1/9 Ted Becker (Auburn (Australia) University political science professor and Independent researcher on DD issues):

"None of the above. If a political group runs in an election solely to democratize the system through a variety of constitutional reforms, it is devolving power from a political elite to the people in general, thus it has no "party interests".  Thus it is unique in history and needs a new label, like a "transformational or evolutional entity." If a political party promises to do so as part of their platform, don't believe them."
(...)
"As I have written at length: "representative democracy" is an oxymoron, a contradiction in terms.  In actuality, those who developed the system that they camouflage with this phrase, actually constructed a new kind of autocracy, one I call an "Elected Oligarchy."  I think that is the most accurate phrase to describe all variations of them including USA, EU nations, Russia, Brazil, Iran and on. The CCP hates the word "democracy" and uses the word "republic" to hide its own autocratic ways.

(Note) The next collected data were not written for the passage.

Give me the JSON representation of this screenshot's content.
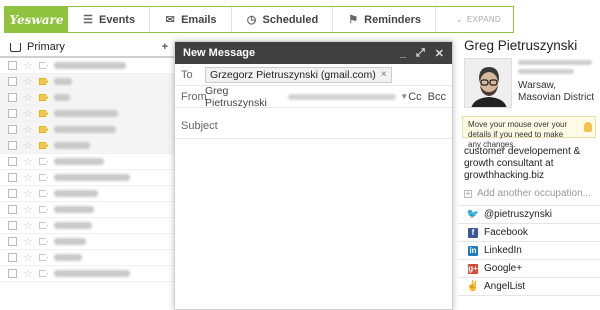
{
  "toolbar": {
    "logo": "Yesware",
    "items": [
      {
        "label": "Events",
        "icon": "list-icon"
      },
      {
        "label": "Emails",
        "icon": "envelope-icon"
      },
      {
        "label": "Scheduled",
        "icon": "clock-icon"
      },
      {
        "label": "Reminders",
        "icon": "bookmark-icon"
      }
    ],
    "expand": "EXPAND",
    "accent": "#8fc23d"
  },
  "inbox": {
    "tab": "Primary",
    "plus": "+",
    "rows": [
      {
        "read": false,
        "tag": "gray",
        "w": 72
      },
      {
        "read": true,
        "tag": "yellow",
        "w": 18
      },
      {
        "read": true,
        "tag": "yellow",
        "w": 16
      },
      {
        "read": true,
        "tag": "yellow",
        "w": 64
      },
      {
        "read": true,
        "tag": "yellow",
        "w": 62
      },
      {
        "read": true,
        "tag": "yellow",
        "w": 36
      },
      {
        "read": false,
        "tag": "gray",
        "w": 50
      },
      {
        "read": false,
        "tag": "gray",
        "w": 76
      },
      {
        "read": false,
        "tag": "gray",
        "w": 44
      },
      {
        "read": false,
        "tag": "gray",
        "w": 40
      },
      {
        "read": false,
        "tag": "gray",
        "w": 38
      },
      {
        "read": false,
        "tag": "gray",
        "w": 32
      },
      {
        "read": false,
        "tag": "gray",
        "w": 28
      },
      {
        "read": false,
        "tag": "gray",
        "w": 76
      }
    ]
  },
  "compose": {
    "title": "New Message",
    "to_label": "To",
    "recipient": "Grzegorz Pietruszynski (gmail.com)",
    "remove": "×",
    "from_label": "From",
    "from_name": "Greg Pietruszynski",
    "cc": "Cc",
    "bcc": "Bcc",
    "subject_placeholder": "Subject"
  },
  "profile": {
    "name": "Greg Pietruszynski",
    "location": "Warsaw, Masovian District",
    "tip": "Move your mouse over your details if you need to make any changes.",
    "tagline": "customer developement & growth consultant at growthhacking.biz",
    "add_occupation": "Add another occupation...",
    "social": [
      {
        "label": "@pietruszynski",
        "icon": "twitter-icon"
      },
      {
        "label": "Facebook",
        "icon": "facebook-icon"
      },
      {
        "label": "LinkedIn",
        "icon": "linkedin-icon"
      },
      {
        "label": "Google+",
        "icon": "google-plus-icon"
      },
      {
        "label": "AngelList",
        "icon": "angellist-icon"
      }
    ]
  }
}
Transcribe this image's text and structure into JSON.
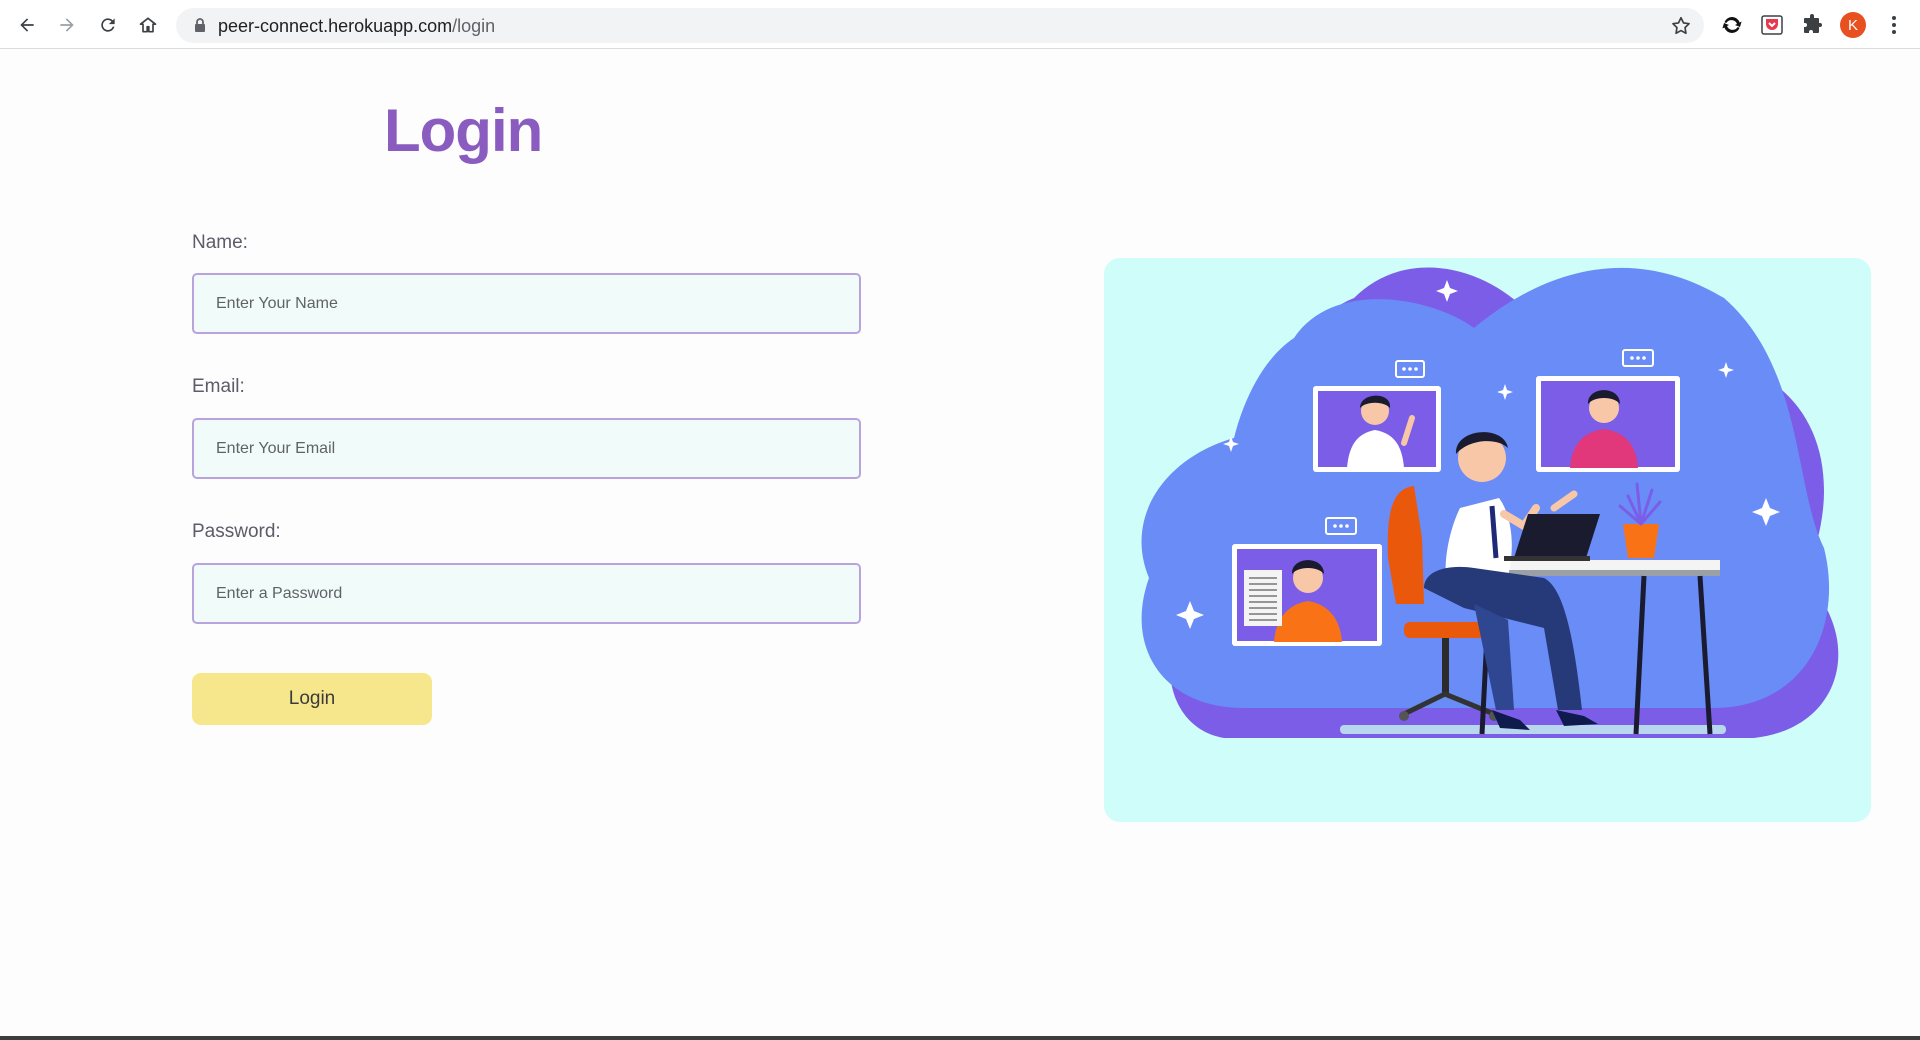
{
  "browser": {
    "url_host": "peer-connect.herokuapp.com",
    "url_path": "/login",
    "avatar_letter": "K",
    "icons": [
      "back-icon",
      "forward-icon",
      "reload-icon",
      "home-icon",
      "lock-icon",
      "star-icon",
      "sync-extension-icon",
      "pocket-extension-icon",
      "puzzle-icon",
      "kebab-menu-icon"
    ]
  },
  "page": {
    "title": "Login",
    "form": {
      "name_label": "Name:",
      "name_placeholder": "Enter Your Name",
      "email_label": "Email:",
      "email_placeholder": "Enter Your Email",
      "password_label": "Password:",
      "password_placeholder": "Enter a Password",
      "submit_label": "Login"
    }
  },
  "colors": {
    "title": "#8a5cbf",
    "input_border": "#b9a3dc",
    "input_bg": "#f1fbfa",
    "button_bg": "#f7e78c",
    "illustration_bg": "#cffdf9"
  }
}
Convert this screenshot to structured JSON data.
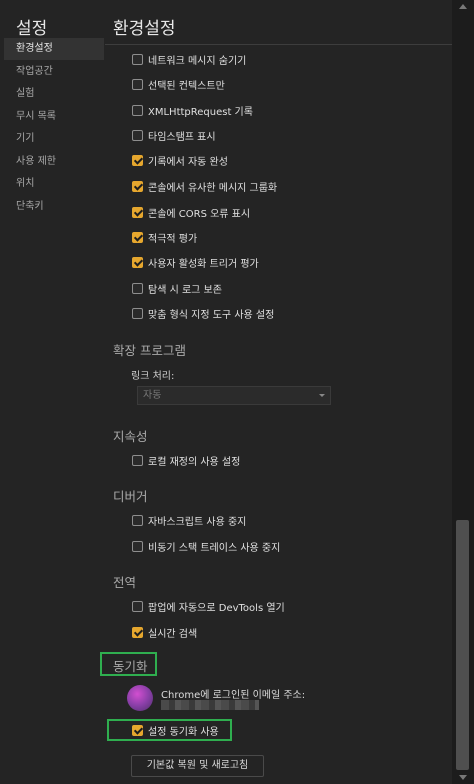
{
  "sidebar": {
    "title": "설정",
    "items": [
      {
        "label": "환경설정",
        "active": true
      },
      {
        "label": "작업공간"
      },
      {
        "label": "실험"
      },
      {
        "label": "무시 목록"
      },
      {
        "label": "기기"
      },
      {
        "label": "사용 제한"
      },
      {
        "label": "위치"
      },
      {
        "label": "단축키"
      }
    ]
  },
  "main": {
    "title": "환경설정",
    "console_options": [
      {
        "label": "네트워크 메시지 숨기기",
        "checked": false
      },
      {
        "label": "선택된 컨텍스트만",
        "checked": false
      },
      {
        "label": "XMLHttpRequest 기록",
        "checked": false
      },
      {
        "label": "타임스탬프 표시",
        "checked": false
      },
      {
        "label": "기록에서 자동 완성",
        "checked": true
      },
      {
        "label": "콘솔에서 유사한 메시지 그룹화",
        "checked": true
      },
      {
        "label": "콘솔에 CORS 오류 표시",
        "checked": true
      },
      {
        "label": "적극적 평가",
        "checked": true
      },
      {
        "label": "사용자 활성화 트리거 평가",
        "checked": true
      },
      {
        "label": "탐색 시 로그 보존",
        "checked": false
      },
      {
        "label": "맞춤 형식 지정 도구 사용 설정",
        "checked": false
      }
    ],
    "extensions": {
      "title": "확장 프로그램",
      "link_label": "링크 처리:",
      "link_value": "자동"
    },
    "persistence": {
      "title": "지속성",
      "options": [
        {
          "label": "로컬 재정의 사용 설정",
          "checked": false
        }
      ]
    },
    "debugger": {
      "title": "디버거",
      "options": [
        {
          "label": "자바스크립트 사용 중지",
          "checked": false
        },
        {
          "label": "비동기 스택 트레이스 사용 중지",
          "checked": false
        }
      ]
    },
    "global": {
      "title": "전역",
      "options": [
        {
          "label": "팝업에 자동으로 DevTools 열기",
          "checked": false
        },
        {
          "label": "실시간 검색",
          "checked": true
        }
      ]
    },
    "sync": {
      "title": "동기화",
      "email_label": "Chrome에 로그인된 이메일 주소:",
      "option": {
        "label": "설정 동기화 사용",
        "checked": true
      }
    },
    "reset_button": "기본값 복원 및 새로고침"
  },
  "colors": {
    "accent": "#e6a72e",
    "highlight_box": "#2fae4f",
    "background": "#242424"
  }
}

So, it doesn't matter whether it is a one party state, two party, or multi-party: these are just factions of the ruling elites and counter elites.  They are all anti-democratic by their very nature."
(...)
"The question was clear and all the answers so far have been pretty clear that it is "None of the Above." This reminds me of the old schism in the Grunen in Germany, the rift between the fundis and the realis. The fundis did not want to become or back a party. They had their ideological pillars and did not want to engage in the party system which primarily served elites' power. That is what the consensus is right now it seems. If the DD people ran for office and won, they would divest themselves of power back to the people in many ways and on many issues. Then disband and help facilitate and implement the process with as little corruption as possible."